Hier hob die Generalsekretärin der niedersächsischen SPD, Dr. Dörte Liebetruth, die Bedeutung der Partizipation hervor: „Die Menschen müssen spüren, dass sie Einfluss nehmen können. Das sicherzustellen ist auch unsere Aufgabe als Politik.“ Sie nahm damit Bezug auf eine Untersuchung, wonach 31 % der Menschen das Gefühl hätten, in einer Scheindemokratie zu leben. Es sei gefährlich, wenn Menschen den Eindruck bekommen, sie würden nicht gehört oder hätten keinen Einfluss.

Der ehemalige ZDF-Korrespondent Klaus Prömpers blickte auf die AfD und befürchtet, dass es trotz entlarvender Vorfälle, wie dem Wannsee-Treffen zur rechtsradikalen Vernetzung, Re-Migrations-Phantasien und den unsäglichen Waffen-SS-Äußerungen des AfD-Spitzenkandidaten für die Europawahl nicht zu einer wirksamen Entzauberung der AfD komme: „Das Problem der rechten Gesinnung verschwindet ja nicht, nur weil sich die AfD desavouiert. Von Teilen der Wählerschaft wird genau diese Provokation geschätzt und andere Wähler finden Alternativen zur AfD, beispielsweise im Bündnis Sarah Wagenknecht. Das Potenzial von bis zu einem Viertel Radikal-Wähler bleibt in der Summe bestehen.“

Für den Politikwissenschaftler Prof. Dr. Matthias Freise von der Uni Münster ist der Blick in die sich verändernde Zivilgesellschaft bemerkenswert. „Noch schlimmer als eine starke AfD in den Parlamenten ist eine starke AfD im vorpolitischen Raum – in den Sportvereinen, in den dörflichen Strukturen und den städtischen Milieus.“ Er sieht einen Zusammenhang zwischen einer sich vergrößernden Ungleichheit in der Bevölkerung durch eine wirtschaftliche Verschlechterung in der unteren Mittelschicht und dem Erfolg der AfD: „Wer sich abgehängt fühlt oder befürchtet abgehängt zu werden, wird das an der Wahlurne irgendwie zum Ausdruck bringen wollen.“

Die Leiterin des Seelsorgeamtes des Bistums Osnabrück, Dr. Martina Kreidler-Kos, sagte: „Ich bin dankbar für die klare Abgrenzung von der AfD durch die Deutsche Bischofskonferenz.“ Die Bischöfe hatten in einer Erklärung deutlich gemacht, dass rechtsextremistische Gesinnungen und Konzepte auf Ab- und Ausgrenzung abzielen und die gleiche Würde aller Menschen entweder leugnen oder relativieren. Für die Kirche sei aber klar: Jeder Mensch besitzt eine unantastbare und unverfügbare Würde. Die Menschenwürde sei der Ausgangs- und Zielpunkt des christlichen Menschenbildes. Dieses Denken hat auch in unserem Grundgesetz seinen Niederschlag gefunden, das in seinem ersten Artikel die Menschenwürde als unantastbar bezeichnet.
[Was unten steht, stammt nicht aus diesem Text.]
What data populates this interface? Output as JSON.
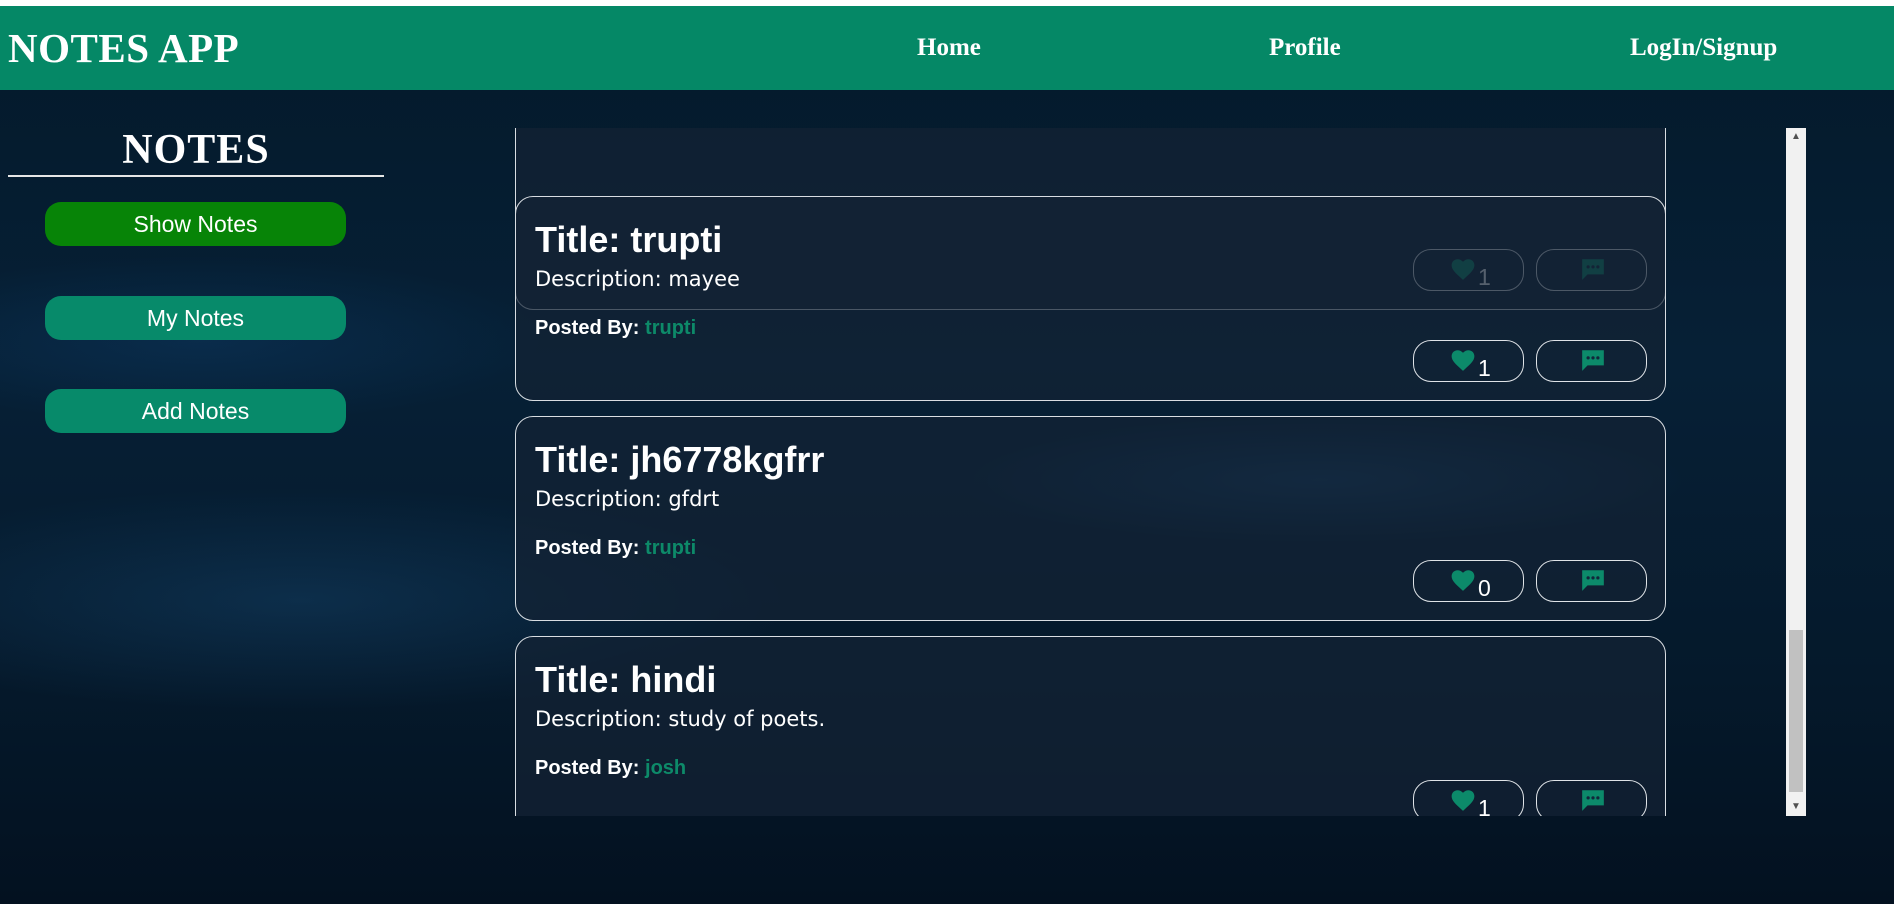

Für Julia Strodt, die als Stipendiatin der Ludwig-Windthorst-Stiftung auch die junge Generation in dieser Runde vertrat, ist die Freiheit, sich in die Demokratie und in politische Zusammenhänge einbringen zu können, entscheidend. Hier gelte es Möglichkeiten zu schaffen, die sich an den Interessenlagen der jungen Menschen orientieren, die sich nicht mehr so sehr dauerhaft einer Partei verschreiben wollen, sondern sich ganz bewusst für einzelne, zeitlich begrenzte Aufgaben oder Projekte interessieren.